The style attributes of the various Noise classes define plot style for the noise.

This budget can be loaded with the gwinc.load_budget() function, and processed with the Budget.run() method:

Budget = load_budget('/path/to/MyBudget')
budget = Budget(freq)
traces = budget.run()

Other than the necessary freq initialization argument that defines the frequency array, any additional keyword arguments are assigned as class attributes to the budget object, and to all of it's constituent sub noises/calibrations/budgets.

Note that the SuspensionThermal Noise class above uses the suspension_thermal analytic noise calculation function, which takes a "suspension" Struct as input argument. In this case, this suspension Struct is extracted from the self.ifo Struct at self.ifo.Suspension.

If a budget module defined as a package includes an ifo.yaml parameter file in the package directory, the load_budget() function will automatically load the YAML data into a gwinc.Struct and include it as an Budget.ifo attribute in the returned Budget class.

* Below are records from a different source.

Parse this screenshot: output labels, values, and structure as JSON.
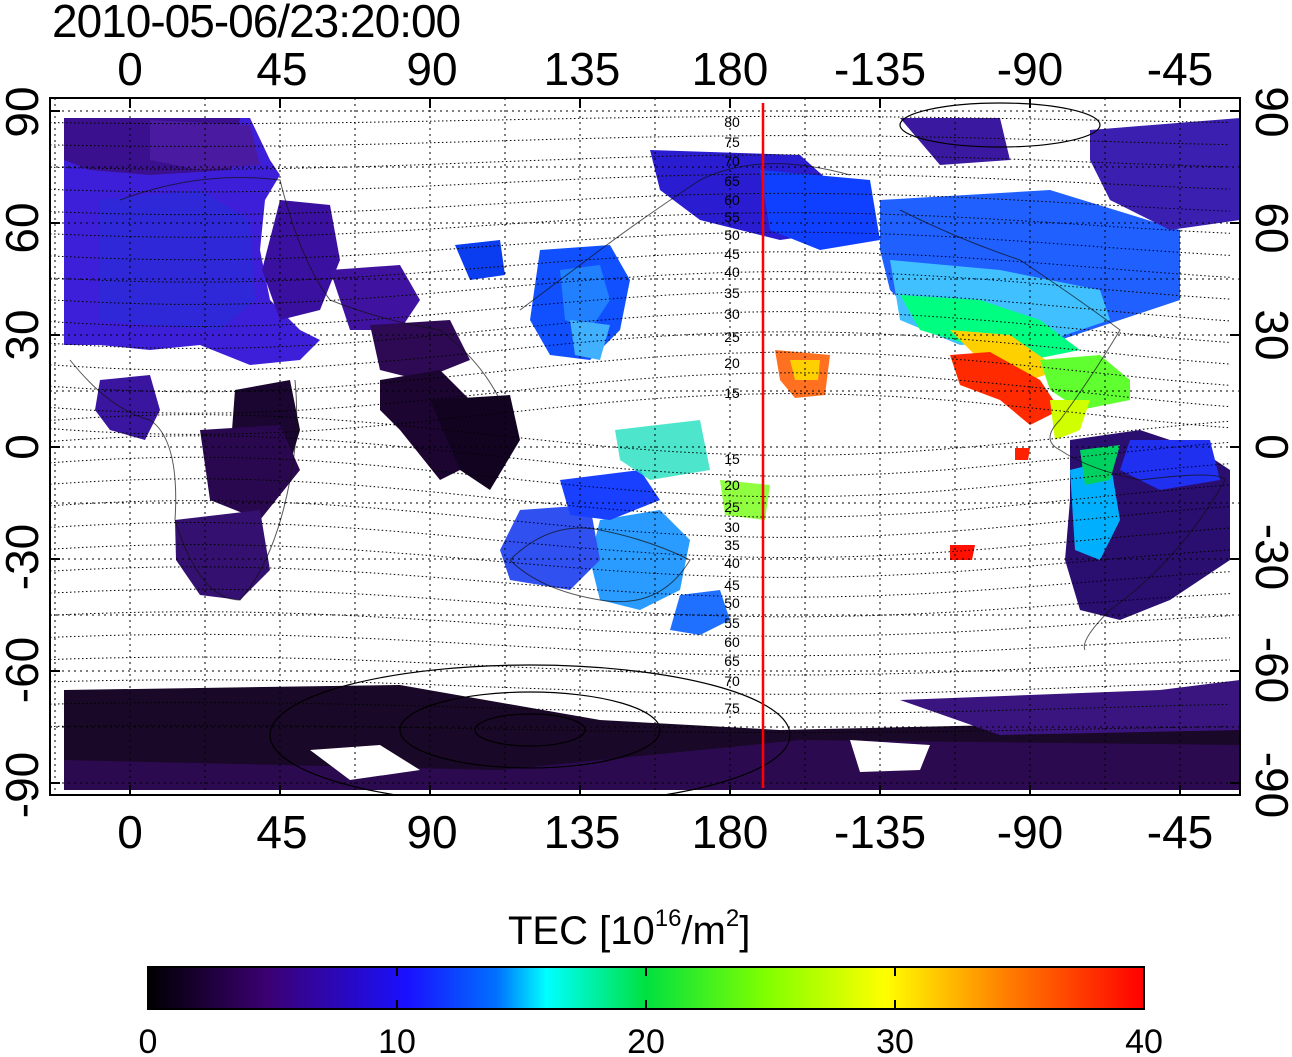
{
  "title": "2010-05-06/23:20:00",
  "map": {
    "lon_ticks": [
      "0",
      "45",
      "90",
      "135",
      "180",
      "-135",
      "-90",
      "-45"
    ],
    "lat_ticks": [
      "90",
      "60",
      "30",
      "0",
      "-30",
      "-60",
      "-90"
    ],
    "contour_labels": [
      "80",
      "75",
      "70",
      "65",
      "60",
      "55",
      "50",
      "45",
      "40",
      "35",
      "30",
      "25",
      "20",
      "15",
      "15",
      "20",
      "25",
      "30",
      "35",
      "40",
      "45",
      "50",
      "55",
      "60",
      "65",
      "70",
      "75"
    ],
    "terminator_line": {
      "lon": 190,
      "color": "#ff0000"
    }
  },
  "colorbar": {
    "title_prefix": "TEC  [10",
    "title_exp1": "16",
    "title_mid": "/m",
    "title_exp2": "2",
    "title_suffix": "]",
    "ticks": [
      "0",
      "10",
      "20",
      "30",
      "40"
    ],
    "range": [
      0,
      40
    ],
    "colors": [
      "#000000",
      "#3c0073",
      "#0000ff",
      "#00ffff",
      "#00ff00",
      "#ffff00",
      "#ff8000",
      "#ff0000"
    ]
  }
}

This would provide the self.ifo needed in the SuspensionThermal Noise class above and is therefore a convenient way to provide parameter structures in budget packages. Otherwise it would need to be created/loaded in some other way and passed to the budget at instantiation, e.g.:

Budget = load_budget('/path/to/MyBudget')
ifo = Struct.from_file('/path/to/MyBudget.ifo')
budget = Budget(freq, ifo=ifo)
traces = budget.run()

The IFOs included in gwinc.ifo provide examples of the use of the budget interface (e.g. gwinc.ifo.aLIGO).

extracting single noise terms

There are various way to extract single noise terms from the Budget interface. The most straightforward way is to run the full budget, and extract the noise data the output traces dictionary:

Budget = load_budget('/path/to/MyBudget')
budget = Budget(freq)
traces = budget.calc_traces()
data, plot_style = traces['QuantumVacuum']

You can also calculate the final calibrated output noise for just a single term using the Budget calc_noise() method:

data = budget.calc_noise('QuantumVacuum')

You can also calculate a noise at it's source, without applying any calibrations, by using the Budget __getitem__ interface to extract the specific Noise BudgetItem for the noise you're interested in, and running it's calc() method directly:

data = budget['QuantumVacuum'].calc()

figures of merit

The inspiral_range package can be used to calculate various common "inspiral range" figures of merit for gravitational wave detector budgets. Here's an example of how to use it to calculate the inspiral range of the baseline 'Aplus' detector:

import gwinc
import inspiral_range
import numpy as np

freq = np.logspace(1, 3, 1000)
Budget = gwinc.load_budget('Aplus')
traces = Budget(freq).run()

range = inspiral_range.range(
    freq, traces['Total'][0],
    m1=30, m2=30,
)

Note you need to extract the zeroth element of the traces['Total'] tuple, which is the actual PSD data.

See the inspiral_range package for more details.